My father worked briefly in the coal mines and nearly died in a methane explosion. He did die twenty years later from emphysema. His brother, William died from a gangrened leg stemming from a mine collapse. I’m named after William, my father’s brother. Life for the many coming before us was often brutal, and I have sympathy for all those who’ve suffered. But my family never knew slavery.
I thought I was daring–in reaching toward a life in architecture–that my family was daring given the simple poverty we’d come from. But I knew instinctively not to reach higher, to more than fantasize about the life of a writer. Too far a stretch for one who liked keeping a roof over my head. Toni Morrison didn’t let that deter her, though I imagine she struggled. She held a number of academic positions, suggesting more than having a famous name–just perhaps a need to earn a steady income?

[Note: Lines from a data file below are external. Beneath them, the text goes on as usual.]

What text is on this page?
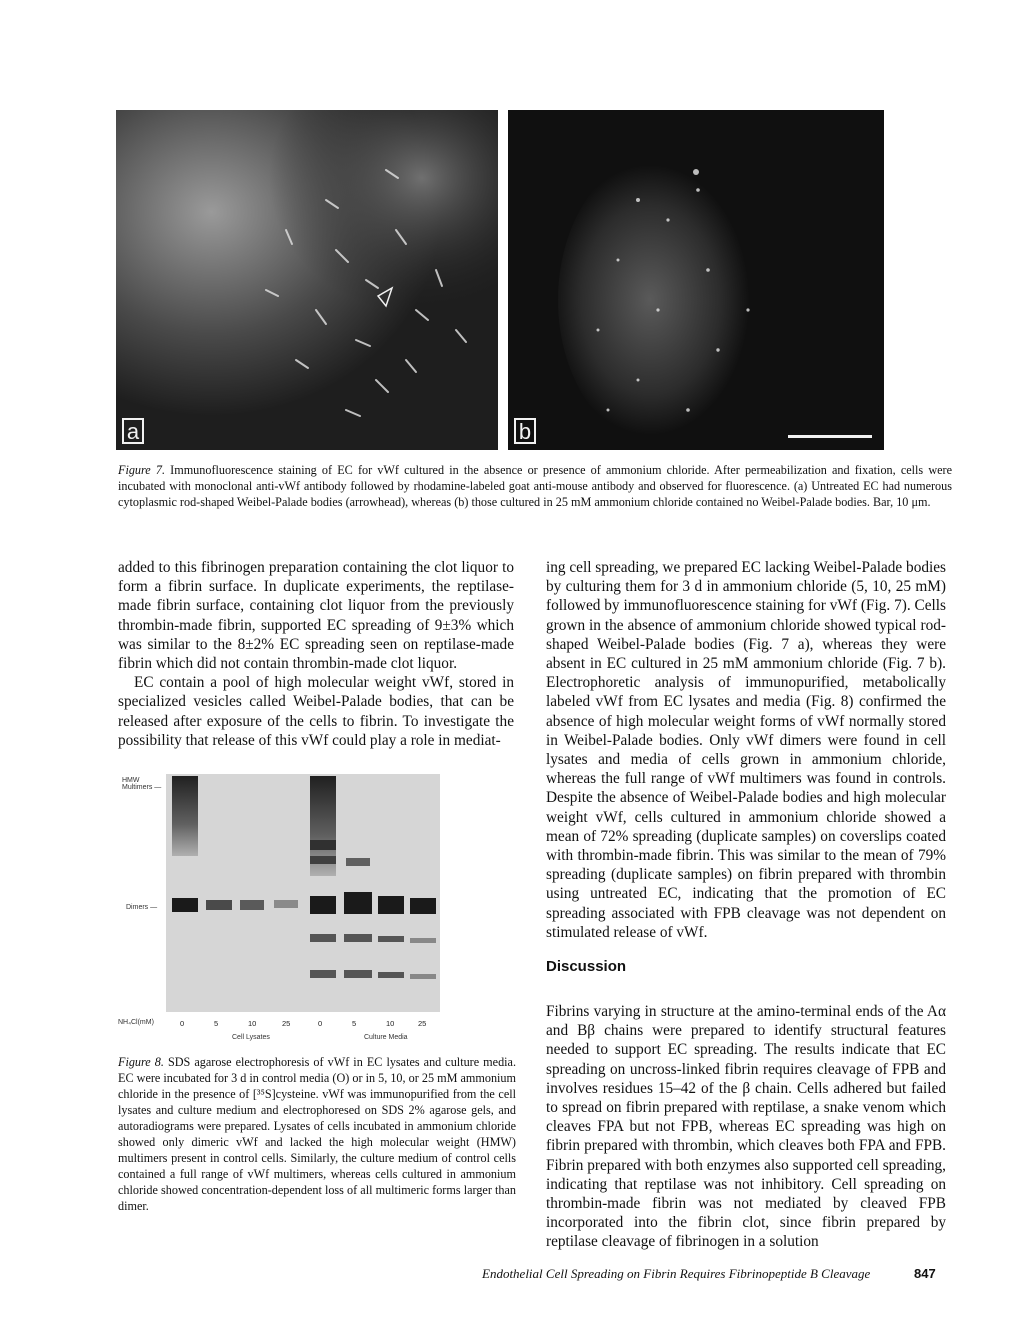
a	b
Figure 7. Immunofluorescence staining of EC for vWf cultured in the absence or presence of ammonium chloride. After permeabilization and fixation, cells were incubated with monoclonal anti-vWf antibody followed by rhodamine-labeled goat anti-mouse antibody and observed for fluorescence. (a) Untreated EC had numerous cytoplasmic rod-shaped Weibel-Palade bodies (arrowhead), whereas (b) those cultured in 25 mM ammonium chloride contained no Weibel-Palade bodies. Bar, 10 μm.

added to this fibrinogen preparation containing the clot liquor to form a fibrin surface. In duplicate experiments, the reptilase-made fibrin surface, containing clot liquor from the previously thrombin-made fibrin, supported EC spreading of 9±3% which was similar to the 8±2% EC spreading seen on reptilase-made fibrin which did not contain thrombin-made clot liquor.

EC contain a pool of high molecular weight vWf, stored in specialized vesicles called Weibel-Palade bodies, that can be released after exposure of the cells to fibrin. To investigate the possibility that release of this vWf could play a role in mediat-

HMW Multimers —
Dimers —
NH₄Cl(mM)	0	5	10	25	0	5	10	25
Cell Lysates	Culture Media
Figure 8. SDS agarose electrophoresis of vWf in EC lysates and culture media. EC were incubated for 3 d in control media (O) or in 5, 10, or 25 mM ammonium chloride in the presence of [³⁵S]cysteine. vWf was immunopurified from the cell lysates and culture medium and electrophoresed on SDS 2% agarose gels, and autoradiograms were prepared. Lysates of cells incubated in ammonium chloride showed only dimeric vWf and lacked the high molecular weight (HMW) multimers present in control cells. Similarly, the culture medium of control cells contained a full range of vWf multimers, whereas cells cultured in ammonium chloride showed concentration-dependent loss of all multimeric forms larger than dimer.

ing cell spreading, we prepared EC lacking Weibel-Palade bodies by culturing them for 3 d in ammonium chloride (5, 10, 25 mM) followed by immunofluorescence staining for vWf (Fig. 7). Cells grown in the absence of ammonium chloride showed typical rod-shaped Weibel-Palade bodies (Fig. 7 a), whereas they were absent in EC cultured in 25 mM ammonium chloride (Fig. 7 b). Electrophoretic analysis of immunopurified, metabolically labeled vWf from EC lysates and media (Fig. 8) confirmed the absence of high molecular weight forms of vWf normally stored in Weibel-Palade bodies. Only vWf dimers were found in cell lysates and media of cells grown in ammonium chloride, whereas the full range of vWf multimers was found in controls. Despite the absence of Weibel-Palade bodies and high molecular weight vWf, cells cultured in ammonium chloride showed a mean of 72% spreading (duplicate samples) on coverslips coated with thrombin-made fibrin. This was similar to the mean of 79% spreading (duplicate samples) on fibrin prepared with thrombin using untreated EC, indicating that the promotion of EC spreading associated with FPB cleavage was not dependent on stimulated release of vWf.

Discussion

Fibrins varying in structure at the amino-terminal ends of the Aα and Bβ chains were prepared to identify structural features needed to support EC spreading. The results indicate that EC spreading on uncross-linked fibrin requires cleavage of FPB and involves residues 15–42 of the β chain. Cells adhered but failed to spread on fibrin prepared with reptilase, a snake venom which cleaves FPA but not FPB, whereas EC spreading was high on fibrin prepared with thrombin, which cleaves both FPA and FPB. Fibrin prepared with both enzymes also supported cell spreading, indicating that reptilase was not inhibitory. Cell spreading on thrombin-made fibrin was not mediated by cleaved FPB incorporated into the fibrin clot, since fibrin prepared by reptilase cleavage of fibrinogen in a solution

Endothelial Cell Spreading on Fibrin Requires Fibrinopeptide B Cleavage	847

I don’t regret pursuing the best architecture I could design nor the years laboring at it. I do wish I’d not started this late to become a full time writer, mainly because it takes so damn long to become a good one.
Stemming from editing Kill Devil Come the Storm, I’ve been thinking quite a bit about good and evil in my own fiction. I’ve come to realize there’s a great deal about the subject in this novel; some parts are very in-your-face, black and white, and others more subtly drawn–back to that initial observation about judgmental writing–not in a negative context but the word’s original meaning. I was recently challenged to produce a single sentence description of the book’s theme: Contingency, not fate, constitutes most of a life; Justice will prevail, though in blood, and the protagonists pays with a piece of his soul.

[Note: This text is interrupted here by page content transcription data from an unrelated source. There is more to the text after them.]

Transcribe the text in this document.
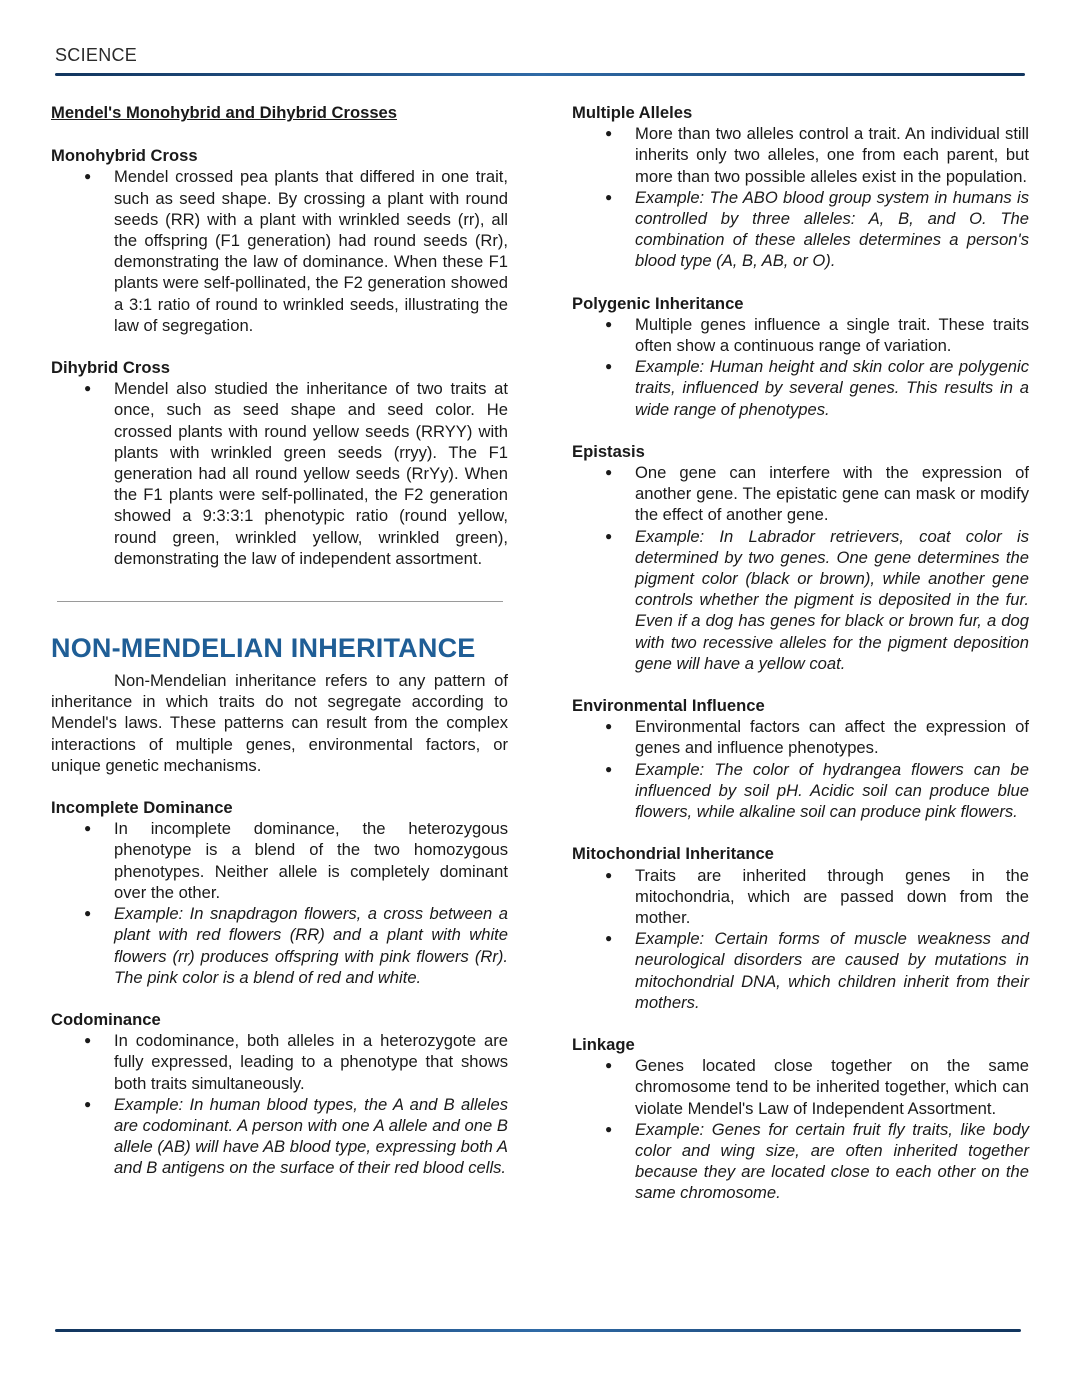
SCIENCE
Mendel's Monohybrid and Dihybrid Crosses
Monohybrid Cross
● Mendel crossed pea plants that differed in one trait, such as seed shape. By crossing a plant with round seeds (RR) with a plant with wrinkled seeds (rr), all the offspring (F1 generation) had round seeds (Rr), demonstrating the law of dominance. When these F1 plants were self-pollinated, the F2 generation showed a 3:1 ratio of round to wrinkled seeds, illustrating the law of segregation.
Dihybrid Cross
● Mendel also studied the inheritance of two traits at once, such as seed shape and seed color. He crossed plants with round yellow seeds (RRYY) with plants with wrinkled green seeds (rryy). The F1 generation had all round yellow seeds (RrYy). When the F1 plants were self-pollinated, the F2 generation showed a 9:3:3:1 phenotypic ratio (round yellow, round green, wrinkled yellow, wrinkled green), demonstrating the law of independent assortment.
NON-MENDELIAN INHERITANCE

Non-Mendelian inheritance refers to any pattern of inheritance in which traits do not segregate according to Mendel's laws. These patterns can result from the complex interactions of multiple genes, environmental factors, or unique genetic mechanisms.

Incomplete Dominance
● In incomplete dominance, the heterozygous phenotype is a blend of the two homozygous phenotypes. Neither allele is completely dominant over the other.
● Example: In snapdragon flowers, a cross between a plant with red flowers (RR) and a plant with white flowers (rr) produces offspring with pink flowers (Rr). The pink color is a blend of red and white.
Codominance
● In codominance, both alleles in a heterozygote are fully expressed, leading to a phenotype that shows both traits simultaneously.
● Example: In human blood types, the A and B alleles are codominant. A person with one A allele and one B allele (AB) will have AB blood type, expressing both A and B antigens on the surface of their red blood cells.
Multiple Alleles
● More than two alleles control a trait. An individual still inherits only two alleles, one from each parent, but more than two possible alleles exist in the population.
● Example: The ABO blood group system in humans is controlled by three alleles: A, B, and O. The combination of these alleles determines a person's blood type (A, B, AB, or O).
Polygenic Inheritance
● Multiple genes influence a single trait. These traits often show a continuous range of variation.
● Example: Human height and skin color are polygenic traits, influenced by several genes. This results in a wide range of phenotypes.
Epistasis
● One gene can interfere with the expression of another gene. The epistatic gene can mask or modify the effect of another gene.
● Example: In Labrador retrievers, coat color is determined by two genes. One gene determines the pigment color (black or brown), while another gene controls whether the pigment is deposited in the fur. Even if a dog has genes for black or brown fur, a dog with two recessive alleles for the pigment deposition gene will have a yellow coat.
Environmental Influence
● Environmental factors can affect the expression of genes and influence phenotypes.
● Example: The color of hydrangea flowers can be influenced by soil pH. Acidic soil can produce blue flowers, while alkaline soil can produce pink flowers.
Mitochondrial Inheritance
● Traits are inherited through genes in the mitochondria, which are passed down from the mother.
● Example: Certain forms of muscle weakness and neurological disorders are caused by mutations in mitochondrial DNA, which children inherit from their mothers.
Linkage
● Genes located close together on the same chromosome tend to be inherited together, which can violate Mendel's Law of Independent Assortment.
● Example: Genes for certain fruit fly traits, like body color and wing size, are often inherited together because they are located close to each other on the same chromosome.
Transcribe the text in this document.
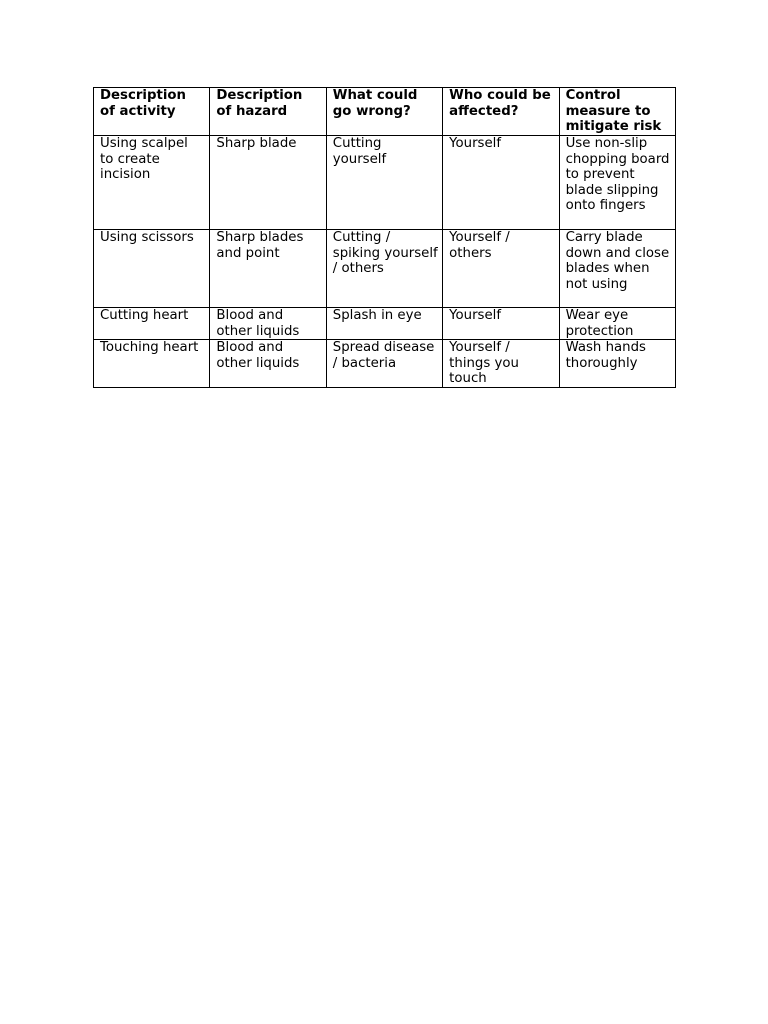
Description of activity	Description of hazard	What could go wrong?	Who could be affected?	Control measure to mitigate risk
Using scalpel to create incision	Sharp blade	Cutting yourself	Yourself	Use non-slip chopping board to prevent blade slipping onto fingers
Using scissors	Sharp blades and point	Cutting / spiking yourself / others	Yourself / others	Carry blade down and close blades when not using
Cutting heart	Blood and other liquids	Splash in eye	Yourself	Wear eye protection
Touching heart	Blood and other liquids	Spread disease / bacteria	Yourself / things you touch	Wash hands thoroughly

Close to the end of her lecture, Morrison reclaims goodness: “Allowing goodness its own speech does not annihilate evil, but it does allow me to signify my own understanding of goodness: the acquisition of self-knowledge. A satisfactory or good ending for me is when the protagonist learns something vital and morally insightful that she or he did not know at the beginning.”
Toni Morrison died August 5 of this year at the age of eighty-eight. Rest in peace now, lady; you did good work.
[1] From Toni Morrison’s 2012 lecture, published as a postmortem essay in the NY Times Book Review, Sept 2019
[2] Oct 3 2006 NY Times article.
[3] Involving the exercise of judgement; inclined to make moral judgements. From the Oxford English Dictionary.